Saturday, October 21, 2006

Kesibukan di Pintu Kecil, Glodok 1957

Foto yang diabadikan tahun 1957 ini bukanlah sebuah kota di kawasan Hongkong, atau di daratan Cina. Tapi, jalan yang dipenuhi toko dan rumah dengan huruf Cina adalah suasana di Jl Pintu Kecil, bagian dari Glodok atawa China Town. Pintu Kecil yang diabadikan setengah abad lalu, suasananya sangat berlainan dengan sekarang ini.

Mobil-mobil merek Morris dan Fiat buatan Inggris dan Italia, mendominasi di jalan yang pernah dijuluki "Wall Street", karena kegiatannya sebagai pusat perdagangan dan bisnis warga keturunan Cina. Seperti juga pusat perdagangan dan bursa saham Wall Street di New York, di kawasan Glodok termasuk Pintu Kecil, kala itu tempat sebagian besar beredarnya uang di Jakarta khususnya dan Indonesia umumnya.

Di samping mobil, terlihat otobus yang merupakan angkutan penumpang kala itu. Pada tahun 1957, saat menjelang berakhirnya demokrasi liberal dan kemudian digantikan demokrasi terpimpin, huruf-huruf Cina kemudian digantikan dengan bahasa Indonesia. Seperti terlihat di foto, toko-toko termasuk toko obat (sinshe) menggunakan reklame berbahasa Cina dan Indonesia. Di antaranya sebuah apotik yang menjual anggur kolesom, yang umumnya diminum oleh para ibu yang habis melahirkan. Tapi anggur ini juga menjadi minuman pria untuk mencari 'kekuatan'.

Terlihat seorang pria tengah bersepeda tanpa khawatir dengan kendaraan bermotor, di pasar yang kala itu sangat sibuk. Delman, sado, atau bendi, juga tampak lalu lalang yang sekarang ini sudah hampir menghilang di Jakarta. Pada 1860, seorang Belanda bernama FC TH Deeleman merancang kereta kuda beroda dua. Nama delman diambil dari nama perancangnya.

Pintu kecil yang berseberangan dengan Pasar Pagi, terletak sedikit di luar kota berbenteng. Sesuai namanya dulu di sini terdapat Pintu Kecil, tempat keluar masuknya manusia yang terletak di bagian barat benteng VOC. Tidak jauh dari Pintu Kecil, terdapat pintu masuk ke benteng yang lebih besar, hingga dinamakan Jalan Pintu Besar. Pasar Pagi sendiri pernah menjadi pasar grosir terbesar di Jakarta. Sekalipun telah dipindahkan ke Mangga Besar, tapi Pasar Pagi sampai kini masih tetap merupakan pasar grosir untuk alat-alat tulis, mainan anak-anak, dan tekstil.

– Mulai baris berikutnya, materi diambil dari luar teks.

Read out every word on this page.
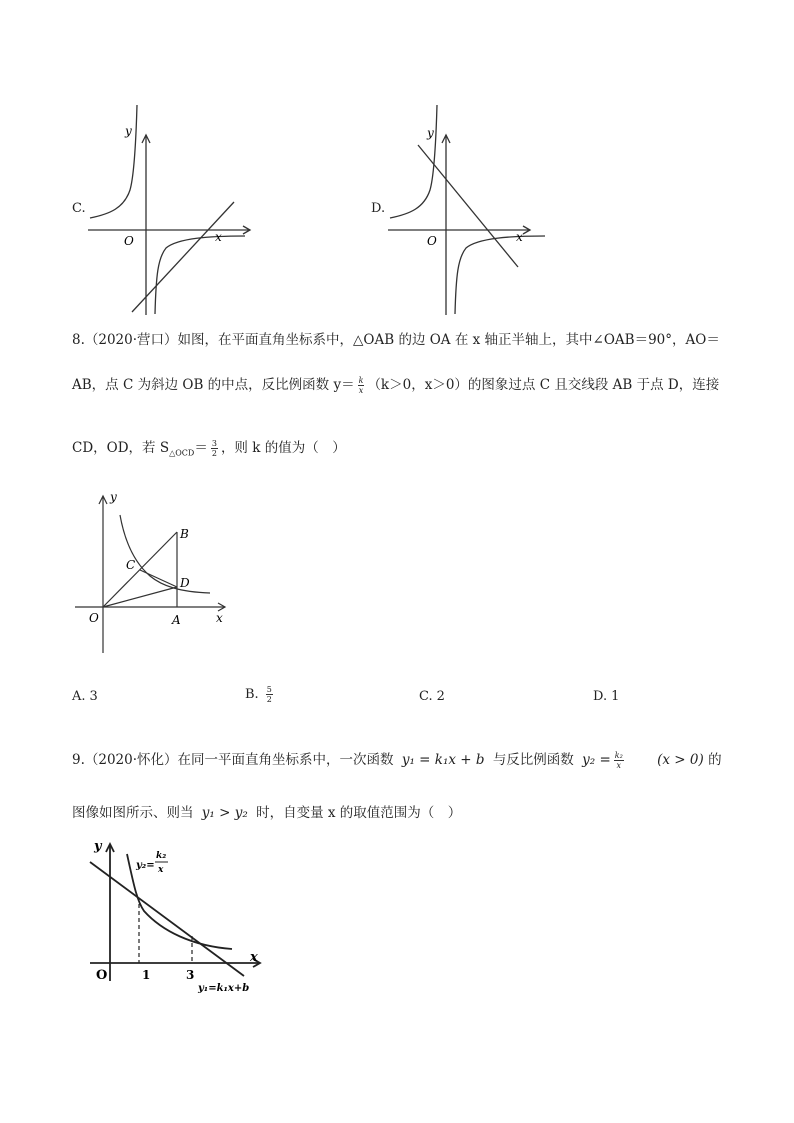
C.
x
y
O
D.
x
y
O
8.（2020·营口）如图，在平面直角坐标系中，△OAB 的边 OA 在 x 轴正半轴上，其中∠OAB＝90°，AO＝
AB，点 C 为斜边 OB 的中点，反比例函数 $y= \frac{k}{x} (k>0$，x＞0）的图象过点 C 且交线段 AB 于点 D，连接
CD，OD，若 $S_{\triangle OCD}= \frac{3}{2}$ ，则 k 的值为（　）
y
x
O	A
B
C
D
A. 3	B. $\frac{5}{2}$	C. 2	D. 1
9.（2020·怀化）在同一平面直角坐标系中，一次函数 y₁ = k₁x + b 与反比例函数 $y_2 = \frac{\text{k₂}}{x} (x > 0)$ 的
图像如图所示、则当 y₁ > y₂ 时，自变量 x 的取值范围为（　）
y
x
O	1	3
y₂=
k₂
x
y₁=k₁x+b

Setelah peristiwa pemberontakan warga Tionghoa terhadap kompeni, Belanda melarang orang-orang Tionghoa tinggal di dalam benteng. Maka disediakanlah tempat untuk mereka di Glodok, di mana Pintu Kecil berada. Pada 1808-1811, Gubernur Jenderal Herman Willemn Daendels membongkar benteng tua (kastil), tembok kota, gereja Belanda baru, dan banyak gedung lainnya yang berada di dalam benteng.

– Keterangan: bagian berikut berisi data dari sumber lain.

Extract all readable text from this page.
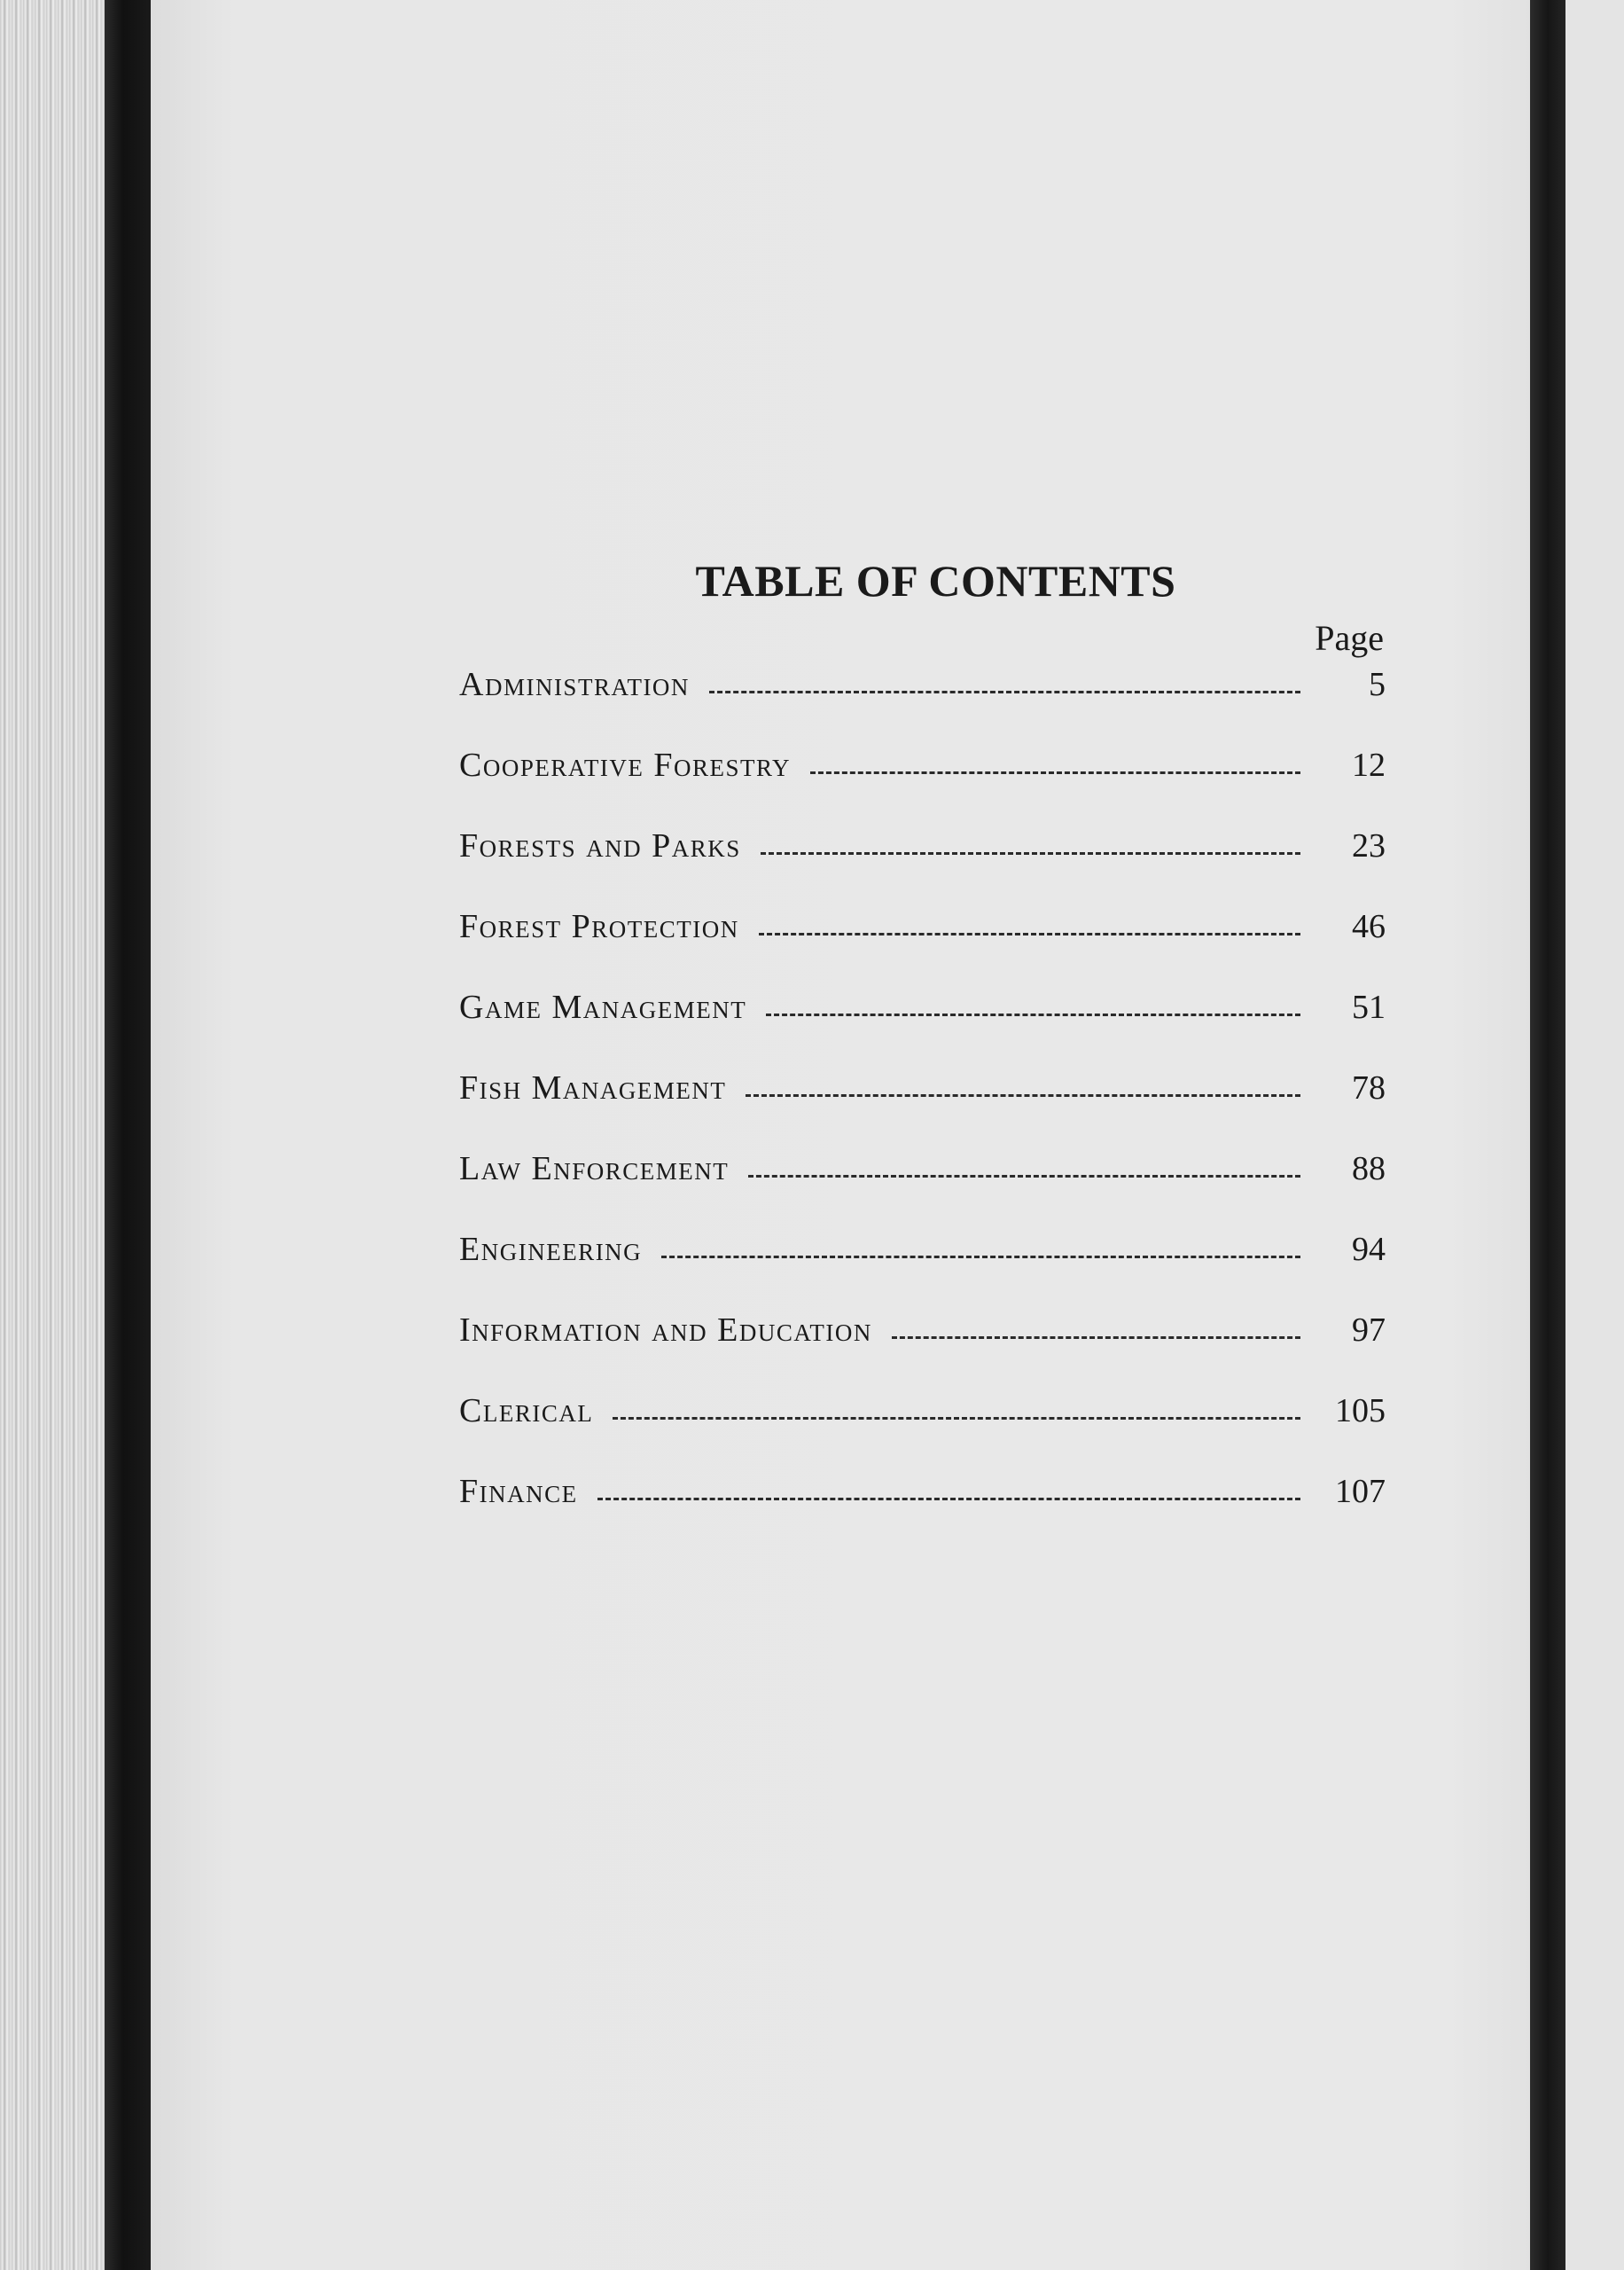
TABLE OF CONTENTS
Page
Administration	5
Cooperative Forestry	12
Forests and Parks	23
Forest Protection	46
Game Management	51
Fish Management	78
Law Enforcement	88
Engineering	94
Information and Education	97
Clerical	105
Finance	107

Konon, nama Glodok berasal dari kata grojok suara kucuran air dari pancuran (kini disebut kawasan Pancoran). Pancoran ini terbuat dari kayu yang tingginya kl 10 kaki. Kata 'Glodok' diucapkan oleh orang Tionghoa totok (singkeh). Karena tidak bisa menyebut grojok akhirnya jadi Glodok, sesuai dengan lidahnya. Di sekitar Glodok dulu banyak kanal-kanal (kali buatan). Kala itu, mandi di kali bukan hanya kebiasaan penduduk, tapi termasuk orang Belanda yang berkedudukan tinggi.